Today, to land a job as a senior scientist within academia and, increasingly, industry, a Postdoctoral (Postdoc) position is required. When I decided to stay in science after my PhD to pursue the goal of being a professor, I didn’t have multiple types of jobs to choose from — the academic Postdoc was it. I love my research and my fellow Postdocs feel the same way. We are Postdocs because we love science and want to make a career out of it. But just because we love what we do doesn’t mean that we love everything about our job, and our love of our research definitely does not mean we should passively accept the current state of the Postdoc. This is why many of my peers and I at the University of Washington (UW) have been organizing to form a Postdoc union. After literally hundreds of smart and nuanced conversations, we have heard from the majority of Postdocs that they support unionization. We recently filed a petition with the state labor board of Washington to call an election this fall.
While we know that UW Postdocs are excited about the union, we have yet to hear from the Administration (Admin). We think it’s important to hear their voice, as the challenges Postdocs face and want action on are predominately related to issues we have as employees, including better protections for international workers, fair and consistent compensation, and effective processes to address workplace grievances. Given that our problems involve employment issues — not our science — we feel that the relationship most important for ongoing discussions prior to our election is the Postdoc-Admin one. Does the UW Admin support our Postdoc union? We want to know.
The question of Admin support comes from my past experiences at Harvard, where I performed my dissertation research and supported the graduate student union campaign of 2015–2016. At Harvard, I saw how the Admin, with its access to students’ inboxes and its position of authority, could impact election results. Unfortunately, Harvard was strongly against the unionization of grad students. A month after grad students reached majority on the card campaign, Harvard filed an amicus brief with the National Labor Relations Board against its decision to grant grad student workers at private universities the right to organize. Days before the actual election, Harvard Admin worked to undermine the message of the union organizers through multiple mass emails. Their anti-union message focused on the idea that a union would dramatically change the mentor-mentee relationship and negatively impact the graduate educational experience. However, given the lack of precedent for these effects at schools where grad students are unionized, such as at the UW, and the lack of effort by the Admin to put in place simple changes that would positively impact their education, one must seriously ask whether Harvard Admin’s grave concern over the student experience was the only motivator for their anti-union campaign.

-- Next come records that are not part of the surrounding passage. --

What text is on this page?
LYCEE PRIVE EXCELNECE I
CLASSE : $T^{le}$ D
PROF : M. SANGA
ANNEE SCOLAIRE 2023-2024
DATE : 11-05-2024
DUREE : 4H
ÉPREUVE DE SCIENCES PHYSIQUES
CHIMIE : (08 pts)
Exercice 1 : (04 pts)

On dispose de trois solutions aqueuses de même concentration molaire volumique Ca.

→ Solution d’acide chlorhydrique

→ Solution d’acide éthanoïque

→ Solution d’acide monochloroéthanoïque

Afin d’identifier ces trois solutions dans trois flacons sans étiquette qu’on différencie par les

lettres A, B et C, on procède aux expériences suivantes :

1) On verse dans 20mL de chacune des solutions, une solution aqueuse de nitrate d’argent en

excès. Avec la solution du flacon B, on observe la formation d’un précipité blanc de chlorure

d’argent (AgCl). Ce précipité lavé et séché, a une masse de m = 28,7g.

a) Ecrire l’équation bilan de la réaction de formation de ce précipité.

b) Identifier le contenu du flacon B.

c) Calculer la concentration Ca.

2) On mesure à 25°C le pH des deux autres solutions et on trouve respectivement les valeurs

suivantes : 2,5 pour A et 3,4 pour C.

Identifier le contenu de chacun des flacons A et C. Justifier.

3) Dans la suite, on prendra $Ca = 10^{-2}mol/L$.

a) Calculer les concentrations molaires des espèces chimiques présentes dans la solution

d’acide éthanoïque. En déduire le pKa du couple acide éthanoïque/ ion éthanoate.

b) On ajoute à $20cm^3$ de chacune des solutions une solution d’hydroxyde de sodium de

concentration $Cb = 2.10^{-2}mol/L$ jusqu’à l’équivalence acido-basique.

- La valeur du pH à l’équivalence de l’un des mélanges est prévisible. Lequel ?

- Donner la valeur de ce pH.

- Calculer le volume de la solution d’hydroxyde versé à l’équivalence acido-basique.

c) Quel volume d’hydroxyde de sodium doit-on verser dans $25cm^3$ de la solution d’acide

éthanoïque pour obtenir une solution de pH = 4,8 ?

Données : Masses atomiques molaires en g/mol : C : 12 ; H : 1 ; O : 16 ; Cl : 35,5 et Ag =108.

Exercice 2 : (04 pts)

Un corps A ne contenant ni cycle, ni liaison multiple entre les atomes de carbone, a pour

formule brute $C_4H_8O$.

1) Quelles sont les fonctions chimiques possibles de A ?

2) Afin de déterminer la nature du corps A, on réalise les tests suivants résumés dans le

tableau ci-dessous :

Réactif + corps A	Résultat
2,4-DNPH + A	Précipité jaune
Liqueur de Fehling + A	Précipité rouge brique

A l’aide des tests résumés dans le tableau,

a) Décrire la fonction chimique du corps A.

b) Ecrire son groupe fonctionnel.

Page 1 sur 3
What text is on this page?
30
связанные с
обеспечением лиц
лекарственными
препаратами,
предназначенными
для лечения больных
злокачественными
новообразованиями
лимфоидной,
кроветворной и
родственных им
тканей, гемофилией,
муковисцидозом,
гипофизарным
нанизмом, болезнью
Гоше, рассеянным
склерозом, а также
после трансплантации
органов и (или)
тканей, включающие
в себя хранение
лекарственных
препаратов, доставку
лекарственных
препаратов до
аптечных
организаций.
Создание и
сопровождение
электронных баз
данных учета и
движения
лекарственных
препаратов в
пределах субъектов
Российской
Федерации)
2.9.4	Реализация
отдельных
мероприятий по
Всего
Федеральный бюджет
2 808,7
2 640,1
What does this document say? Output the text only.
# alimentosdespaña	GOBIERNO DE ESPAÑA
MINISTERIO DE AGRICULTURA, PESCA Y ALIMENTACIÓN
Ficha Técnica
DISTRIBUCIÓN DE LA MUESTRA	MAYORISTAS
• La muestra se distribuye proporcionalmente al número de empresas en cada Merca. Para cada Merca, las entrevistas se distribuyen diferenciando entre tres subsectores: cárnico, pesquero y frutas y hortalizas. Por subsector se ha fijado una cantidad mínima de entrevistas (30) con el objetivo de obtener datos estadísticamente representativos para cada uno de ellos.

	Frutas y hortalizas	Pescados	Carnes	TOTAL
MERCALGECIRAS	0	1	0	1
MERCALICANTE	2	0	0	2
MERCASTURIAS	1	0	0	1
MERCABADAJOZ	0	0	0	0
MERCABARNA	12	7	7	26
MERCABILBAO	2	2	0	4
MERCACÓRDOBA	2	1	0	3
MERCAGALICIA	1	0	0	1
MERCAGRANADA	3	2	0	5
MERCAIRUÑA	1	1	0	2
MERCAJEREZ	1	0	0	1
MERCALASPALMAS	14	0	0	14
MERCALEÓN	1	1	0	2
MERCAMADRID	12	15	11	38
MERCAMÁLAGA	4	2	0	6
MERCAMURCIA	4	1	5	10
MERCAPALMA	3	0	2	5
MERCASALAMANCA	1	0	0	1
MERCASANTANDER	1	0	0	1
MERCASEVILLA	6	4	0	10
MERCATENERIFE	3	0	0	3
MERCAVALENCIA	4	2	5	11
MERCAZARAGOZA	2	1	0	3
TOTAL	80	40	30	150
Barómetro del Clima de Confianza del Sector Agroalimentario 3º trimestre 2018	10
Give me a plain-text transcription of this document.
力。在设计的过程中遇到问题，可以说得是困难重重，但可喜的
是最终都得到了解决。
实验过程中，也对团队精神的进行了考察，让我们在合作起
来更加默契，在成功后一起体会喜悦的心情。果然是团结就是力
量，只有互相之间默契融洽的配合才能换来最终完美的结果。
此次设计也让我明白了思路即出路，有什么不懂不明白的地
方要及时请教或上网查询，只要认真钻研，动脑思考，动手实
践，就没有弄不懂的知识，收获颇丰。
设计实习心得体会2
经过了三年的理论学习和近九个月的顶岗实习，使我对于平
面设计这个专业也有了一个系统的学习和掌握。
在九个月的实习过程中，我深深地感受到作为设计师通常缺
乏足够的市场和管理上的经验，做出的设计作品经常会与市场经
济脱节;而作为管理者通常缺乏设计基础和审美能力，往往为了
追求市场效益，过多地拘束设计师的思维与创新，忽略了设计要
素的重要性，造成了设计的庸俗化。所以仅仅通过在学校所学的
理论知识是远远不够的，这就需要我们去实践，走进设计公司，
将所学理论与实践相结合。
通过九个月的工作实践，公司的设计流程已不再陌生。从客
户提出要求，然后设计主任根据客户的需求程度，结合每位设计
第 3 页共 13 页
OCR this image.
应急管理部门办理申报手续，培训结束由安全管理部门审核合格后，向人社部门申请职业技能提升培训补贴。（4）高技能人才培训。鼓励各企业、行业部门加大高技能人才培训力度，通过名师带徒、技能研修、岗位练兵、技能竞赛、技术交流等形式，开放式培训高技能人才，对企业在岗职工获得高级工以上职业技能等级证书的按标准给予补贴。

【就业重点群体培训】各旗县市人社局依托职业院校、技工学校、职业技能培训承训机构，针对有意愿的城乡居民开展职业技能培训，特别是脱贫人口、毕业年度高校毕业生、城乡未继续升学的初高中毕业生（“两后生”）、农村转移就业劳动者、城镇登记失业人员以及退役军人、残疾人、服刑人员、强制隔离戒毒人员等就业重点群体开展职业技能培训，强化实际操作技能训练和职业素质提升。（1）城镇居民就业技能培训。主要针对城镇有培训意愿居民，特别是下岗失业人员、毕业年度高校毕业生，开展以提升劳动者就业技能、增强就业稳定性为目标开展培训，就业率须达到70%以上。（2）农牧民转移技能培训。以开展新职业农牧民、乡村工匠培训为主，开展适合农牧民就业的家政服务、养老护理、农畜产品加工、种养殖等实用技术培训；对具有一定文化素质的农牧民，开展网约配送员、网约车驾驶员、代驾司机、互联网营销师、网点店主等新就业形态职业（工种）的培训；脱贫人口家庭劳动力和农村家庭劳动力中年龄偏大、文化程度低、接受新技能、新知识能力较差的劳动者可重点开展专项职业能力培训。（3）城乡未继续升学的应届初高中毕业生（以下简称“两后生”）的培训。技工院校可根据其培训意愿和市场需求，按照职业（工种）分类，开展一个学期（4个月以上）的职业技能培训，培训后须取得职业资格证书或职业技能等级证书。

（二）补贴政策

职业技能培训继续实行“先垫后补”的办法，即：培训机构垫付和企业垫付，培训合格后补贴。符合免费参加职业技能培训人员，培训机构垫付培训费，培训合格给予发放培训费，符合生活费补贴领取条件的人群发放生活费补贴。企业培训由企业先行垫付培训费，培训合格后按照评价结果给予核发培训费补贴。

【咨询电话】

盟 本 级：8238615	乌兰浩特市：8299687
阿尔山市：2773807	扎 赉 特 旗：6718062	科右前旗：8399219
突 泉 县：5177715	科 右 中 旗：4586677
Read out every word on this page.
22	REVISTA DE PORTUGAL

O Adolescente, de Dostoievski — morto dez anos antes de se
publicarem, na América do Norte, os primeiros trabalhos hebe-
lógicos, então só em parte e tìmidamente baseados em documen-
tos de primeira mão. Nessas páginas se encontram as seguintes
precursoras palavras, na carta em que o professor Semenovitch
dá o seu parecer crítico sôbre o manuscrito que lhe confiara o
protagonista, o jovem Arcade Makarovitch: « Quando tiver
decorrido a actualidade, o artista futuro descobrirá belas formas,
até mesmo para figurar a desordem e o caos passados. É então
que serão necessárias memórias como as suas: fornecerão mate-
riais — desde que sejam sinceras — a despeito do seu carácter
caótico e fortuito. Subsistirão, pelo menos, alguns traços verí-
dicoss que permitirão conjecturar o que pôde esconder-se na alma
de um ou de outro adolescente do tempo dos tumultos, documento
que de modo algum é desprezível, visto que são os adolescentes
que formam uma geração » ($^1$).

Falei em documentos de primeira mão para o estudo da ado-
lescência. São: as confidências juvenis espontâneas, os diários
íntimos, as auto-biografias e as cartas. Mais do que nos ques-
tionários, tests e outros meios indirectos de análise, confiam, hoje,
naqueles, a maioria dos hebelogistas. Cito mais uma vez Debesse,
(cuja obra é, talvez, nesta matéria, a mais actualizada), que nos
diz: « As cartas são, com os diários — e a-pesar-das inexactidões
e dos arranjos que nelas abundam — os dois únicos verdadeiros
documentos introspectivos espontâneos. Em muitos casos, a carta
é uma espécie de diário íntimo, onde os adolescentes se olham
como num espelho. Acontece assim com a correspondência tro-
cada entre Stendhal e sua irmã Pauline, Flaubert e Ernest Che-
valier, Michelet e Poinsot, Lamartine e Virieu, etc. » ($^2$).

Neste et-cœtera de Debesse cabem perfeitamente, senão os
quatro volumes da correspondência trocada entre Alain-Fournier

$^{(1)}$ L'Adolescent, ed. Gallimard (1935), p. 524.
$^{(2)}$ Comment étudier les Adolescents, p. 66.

Motivations aside, given the very negative response of Harvard Admin to the grad student union, I am wary of how the UW Admin will respond to our Postdoc union. On the one hand, the UW Admin argued vociferously against the Faculty trying to unionize over the past couple years, and, before that, opposed Interns and Residents’ and Grad Employees’ bids to unionize. On the other hand, my past year in Seattle has highlighted some fundamental cultural differences between Harvard and UW. UW is a public university and its Grad Employees are in a strong union (UAW 4121). In meetings with union organizers, Admins have said the Grad Employees’ union has made their jobs easier; in lunchtime conversations, grad students say they are happy with their representation and their workplace conditions. We hope that the UW Admin view the formation of the Postdoc union as we do: a win-win situation that is in line with the university’s stated values. And we hope that the UW Admin will act out of a place of support as we come closer to our election. At the very least, we hope that the UW Admin will take a truly neutral position and will not intervene — through coded mass emails to Postdocs, or thinly veiled anti-union guidelines for conversations sent to professors — as Postdocs weigh the facts and make an informed decision for the union.